Democratic presidential candidate Sen. Bernie Sanders, I-Vt., on Monday called on Major League Baseball Commissioner Robert Manfred Jr. not to scuttle 42 minor league clubs because it would "do irreparable harm to the game's relationship with millions of Americans."
"Shutting down 25 percent of minor League baseball teams, would be an absolute disaster for baseball fans, workers and communities throughout the country," Sanders told Manfred in a letter posted on Twitter.
"Not only would your extreme proposal destroy thousands of jobs and devastate local economies, it would be terrible for baseball."
More than 100 members of Congress have opposed Manfred's plan to cut the major league affiliations of 42 teams in the lower levels of the minors next year.
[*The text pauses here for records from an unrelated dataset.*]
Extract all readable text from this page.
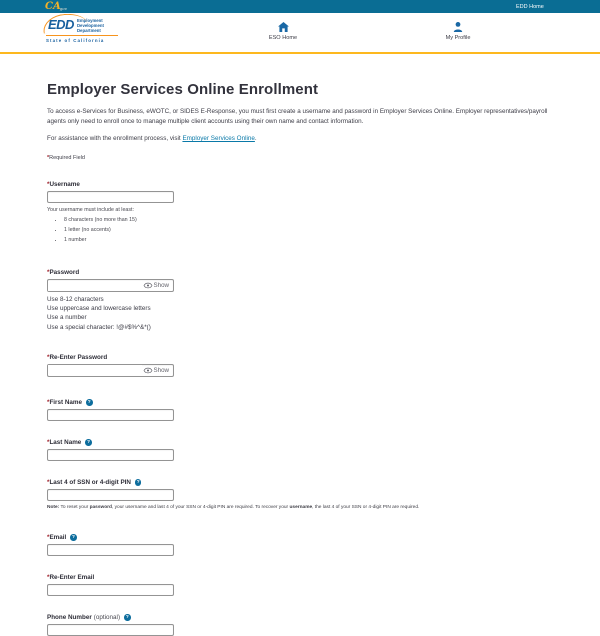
CA gov	EDD Home
EDD Employment
Development
Department
State of California	ESO Home	My Profile
Employer Services Online Enrollment

To access e-Services for Business, eWOTC, or SIDES E-Response, you must first create a username and password in Employer Services Online. Employer representatives/payroll agents only need to enroll once to manage multiple client accounts using their own name and contact information.

For assistance with the enrollment process, visit Employer Services Online.

*Required Field

* Username
Your username must include at least:
• 8 characters (no more than 15)
• 1 letter (no accents)
• 1 number
* Password
Show
Use 8-12 characters
Use uppercase and lowercase letters
Use a number
Use a special character: !@#$%^&*()
* Re-Enter Password
Show
* First Name	?
* Last Name	?
* Last 4 of SSN or 4-digit PIN	?

Note: To reset your password, your username and last 4 of your SSN or 4-digit PIN are required. To recover your username, the last 4 of your SSN or 4-digit PIN are required.

* Email	?
* Re-Enter Email
Phone Number (optional)	?
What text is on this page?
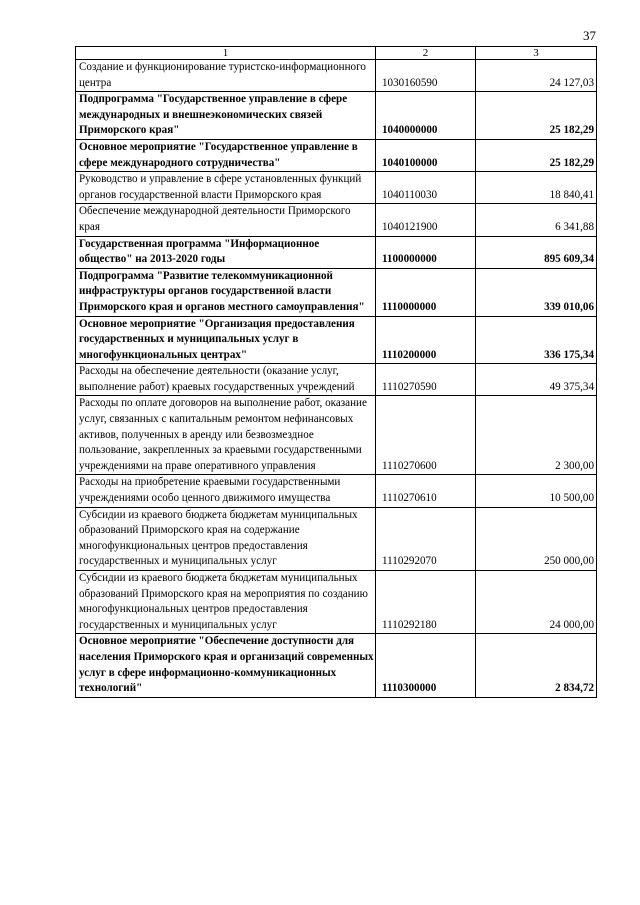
37
1	2	3
Создание и функционирование туристско-информационного центра	1030160590	24 127,03
Подпрограмма "Государственное управление в сфере международных и внешнеэкономических связей Приморского края"	1040000000	25 182,29
Основное мероприятие "Государственное управление в сфере международного сотрудничества"	1040100000	25 182,29
Руководство и управление в сфере установленных функций органов государственной власти Приморского края	1040110030	18 840,41
Обеспечение международной деятельности Приморского края	1040121900	6 341,88
Государственная программа "Информационное общество" на 2013-2020 годы	1100000000	895 609,34
Подпрограмма "Развитие телекоммуникационной инфраструктуры органов государственной власти Приморского края и органов местного самоуправления"	1110000000	339 010,06
Основное мероприятие "Организация предоставления государственных и муниципальных услуг в многофункциональных центрах"	1110200000	336 175,34
Расходы на обеспечение деятельности (оказание услуг, выполнение работ) краевых государственных учреждений	1110270590	49 375,34
Расходы по оплате договоров на выполнение работ, оказание услуг, связанных с капитальным ремонтом нефинансовых активов, полученных в аренду или безвозмездное пользование, закрепленных за краевыми государственными учреждениями на праве оперативного управления	1110270600	2 300,00
Расходы на приобретение краевыми государственными учреждениями особо ценного движимого имущества	1110270610	10 500,00
Субсидии из краевого бюджета бюджетам муниципальных образований Приморского края на содержание многофункциональных центров предоставления государственных и муниципальных услуг	1110292070	250 000,00
Субсидии из краевого бюджета бюджетам муниципальных образований Приморского края на мероприятия по созданию многофункциональных центров предоставления государственных и муниципальных услуг	1110292180	24 000,00
Основное мероприятие "Обеспечение доступности для населения Приморского края и организаций современных услуг в сфере информационно-коммуникационных технологий"	1110300000	2 834,72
The commissioner says the reorganization would make the minor leagues more efficient, The New York Times reports, and would improve conditions and ballparks.
But Sanders argued that more than 41 million people saw minor league games last year — and accused MLB of hitting back after a federal judge in August allowed a class-action lawsuit brought by minor league players seeking improved wages to proceed.
The case was initially filed in 2014 by 45 former minor players.
"Your proposal has nothing to do with what is good for baseball, but it has everything to do with greed," Sanders said.
"Instead of paying minor league baseball players a living wage, it appears that the multi-millionaire and billionaire owners of would rather throw them out on the street no matter how many fans, communities and workers get hurt in the process."
Sanders said that, as such, Congress and the White House should "seriously" reconsider "all of the benefits it has bestowed to the league including, but not limited to, its antitrust exemption."